ActiveRecord is great. Really, it is. But it’s an abstraction, intended to insulate you from the actual SQL queries being run on your database. And, if you don’t understand how ActiveRecord works, you may be causing SQL queries to run that you didn’t intend to, at this series posts I will clarify the misuse of ActiveRecord methods that may slow down your app
COUNT
count on an ActiveRecord relation will always try to execute a SQL query, every time.
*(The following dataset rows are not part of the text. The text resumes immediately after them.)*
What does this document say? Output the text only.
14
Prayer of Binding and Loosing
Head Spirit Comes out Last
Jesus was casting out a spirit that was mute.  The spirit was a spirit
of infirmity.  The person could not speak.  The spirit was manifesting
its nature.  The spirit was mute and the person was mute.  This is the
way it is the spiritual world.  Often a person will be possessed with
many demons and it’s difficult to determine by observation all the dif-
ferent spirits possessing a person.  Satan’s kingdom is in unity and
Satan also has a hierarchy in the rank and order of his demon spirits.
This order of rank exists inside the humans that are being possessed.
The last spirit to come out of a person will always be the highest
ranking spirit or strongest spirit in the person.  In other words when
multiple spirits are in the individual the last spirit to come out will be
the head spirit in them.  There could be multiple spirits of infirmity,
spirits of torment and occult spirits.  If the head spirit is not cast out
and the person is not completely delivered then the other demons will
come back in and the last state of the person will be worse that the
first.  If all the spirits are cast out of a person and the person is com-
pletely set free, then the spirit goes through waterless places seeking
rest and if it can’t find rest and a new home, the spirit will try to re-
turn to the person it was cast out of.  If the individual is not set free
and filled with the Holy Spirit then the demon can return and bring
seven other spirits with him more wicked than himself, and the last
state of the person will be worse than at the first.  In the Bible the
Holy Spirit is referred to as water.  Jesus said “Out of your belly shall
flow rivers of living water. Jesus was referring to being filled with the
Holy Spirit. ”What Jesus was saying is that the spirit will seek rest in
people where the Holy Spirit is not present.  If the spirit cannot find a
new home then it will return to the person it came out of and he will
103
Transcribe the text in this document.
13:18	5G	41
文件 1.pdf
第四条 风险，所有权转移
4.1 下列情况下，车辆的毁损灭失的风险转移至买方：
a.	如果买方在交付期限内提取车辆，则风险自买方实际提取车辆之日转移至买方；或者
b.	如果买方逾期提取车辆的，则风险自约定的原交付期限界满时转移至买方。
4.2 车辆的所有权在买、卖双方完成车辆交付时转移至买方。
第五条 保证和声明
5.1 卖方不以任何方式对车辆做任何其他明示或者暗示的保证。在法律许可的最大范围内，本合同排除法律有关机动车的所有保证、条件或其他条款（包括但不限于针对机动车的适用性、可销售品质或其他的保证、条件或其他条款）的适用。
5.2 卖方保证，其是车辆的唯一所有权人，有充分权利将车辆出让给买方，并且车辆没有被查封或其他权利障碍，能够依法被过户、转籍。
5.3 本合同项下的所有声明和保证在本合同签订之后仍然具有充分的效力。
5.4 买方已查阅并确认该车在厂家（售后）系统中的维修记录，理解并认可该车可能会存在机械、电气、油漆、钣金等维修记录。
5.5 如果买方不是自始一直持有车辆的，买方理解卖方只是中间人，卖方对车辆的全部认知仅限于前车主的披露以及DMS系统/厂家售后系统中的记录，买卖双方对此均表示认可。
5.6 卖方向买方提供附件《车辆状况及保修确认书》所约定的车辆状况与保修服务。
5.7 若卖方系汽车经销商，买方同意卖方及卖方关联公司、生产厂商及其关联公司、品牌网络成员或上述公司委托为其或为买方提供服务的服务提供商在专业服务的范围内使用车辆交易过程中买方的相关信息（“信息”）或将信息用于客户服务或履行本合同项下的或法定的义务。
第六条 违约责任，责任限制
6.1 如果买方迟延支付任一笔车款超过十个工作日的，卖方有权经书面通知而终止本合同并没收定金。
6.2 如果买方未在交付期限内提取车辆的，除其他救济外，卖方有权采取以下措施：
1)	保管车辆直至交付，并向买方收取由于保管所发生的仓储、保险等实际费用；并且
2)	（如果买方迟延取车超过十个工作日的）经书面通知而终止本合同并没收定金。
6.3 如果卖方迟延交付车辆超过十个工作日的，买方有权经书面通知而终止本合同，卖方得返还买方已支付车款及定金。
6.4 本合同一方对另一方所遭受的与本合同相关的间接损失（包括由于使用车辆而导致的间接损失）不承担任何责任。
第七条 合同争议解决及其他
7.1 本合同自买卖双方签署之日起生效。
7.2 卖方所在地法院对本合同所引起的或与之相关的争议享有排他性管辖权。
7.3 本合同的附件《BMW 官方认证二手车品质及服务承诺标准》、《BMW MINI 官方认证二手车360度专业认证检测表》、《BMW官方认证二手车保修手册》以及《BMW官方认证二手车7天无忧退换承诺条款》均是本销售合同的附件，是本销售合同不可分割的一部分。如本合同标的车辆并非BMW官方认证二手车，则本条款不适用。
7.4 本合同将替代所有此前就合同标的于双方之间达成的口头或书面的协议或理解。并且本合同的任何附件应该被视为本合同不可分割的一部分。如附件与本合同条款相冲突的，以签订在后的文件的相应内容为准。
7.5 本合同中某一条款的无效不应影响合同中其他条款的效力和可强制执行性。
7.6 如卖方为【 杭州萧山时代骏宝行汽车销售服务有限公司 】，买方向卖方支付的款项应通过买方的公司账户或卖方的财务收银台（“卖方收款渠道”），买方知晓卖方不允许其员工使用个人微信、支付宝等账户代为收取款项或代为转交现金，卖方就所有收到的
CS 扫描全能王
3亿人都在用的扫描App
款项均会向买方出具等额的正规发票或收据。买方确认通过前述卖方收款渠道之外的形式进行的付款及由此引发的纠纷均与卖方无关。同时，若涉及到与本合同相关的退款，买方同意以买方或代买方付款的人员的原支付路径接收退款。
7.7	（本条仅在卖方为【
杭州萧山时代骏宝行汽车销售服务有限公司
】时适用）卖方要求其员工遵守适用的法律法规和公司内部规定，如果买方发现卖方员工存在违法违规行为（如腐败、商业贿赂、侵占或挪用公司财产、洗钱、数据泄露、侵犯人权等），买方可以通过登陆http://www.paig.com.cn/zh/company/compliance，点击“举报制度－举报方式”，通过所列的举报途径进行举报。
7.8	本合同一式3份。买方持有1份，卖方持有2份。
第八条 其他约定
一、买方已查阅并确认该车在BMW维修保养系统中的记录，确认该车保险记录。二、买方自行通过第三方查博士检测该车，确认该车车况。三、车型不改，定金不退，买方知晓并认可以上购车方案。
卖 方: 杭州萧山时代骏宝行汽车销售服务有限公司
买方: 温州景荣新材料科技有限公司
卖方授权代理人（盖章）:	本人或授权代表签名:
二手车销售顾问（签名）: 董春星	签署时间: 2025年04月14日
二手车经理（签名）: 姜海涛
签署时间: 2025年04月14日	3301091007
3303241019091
This is inappropriate in most scenarios, but, in general, only use count if you want to always execute a SQL COUNT right now, the most common cause of unnecessary count queries is when you count an association you will use later in the same block or have already used
comment_count = post.comments.count
comment_details = post.comments.each{|comment| ... }
This will executes 2 queries, a COUNT and a SELECT. The COUNT is executed by post.comments.count, and post.comments.each executes a SELECT to load all the comments. changing the order of the code in the partial and replace count by size eliminates the COUNT query completely and keeps the SELECT
comment_details = post.comments.each{|comment| ... }
comment_count = post.comments.size
let look inside the actual method definition of size on ActiveRecord::Relation
def size
loaded? ? @records.length : count(:all)
end
If the relation is loaded (that is, the query that the relation describes has been executed and we have stored the result), we call length on the already loaded record array. That’s just a simple Ruby method on Array. If the ActiveRecord::Relation isn’t loaded, we trigger a COUNT query
On the other hand, here’s how count is implemented (in ActiveRecord::Calculations):
def count(column_name = nil)
if block_given?
# ...
return super()
end
calculate(:count, column_name)
end
And, of course, the implementation of calculate doesn’t memoize or cache anything, and executes a SQL calculation every time it is called
I hope that you got the difference between the two methods so that won’t cause misuse of count method.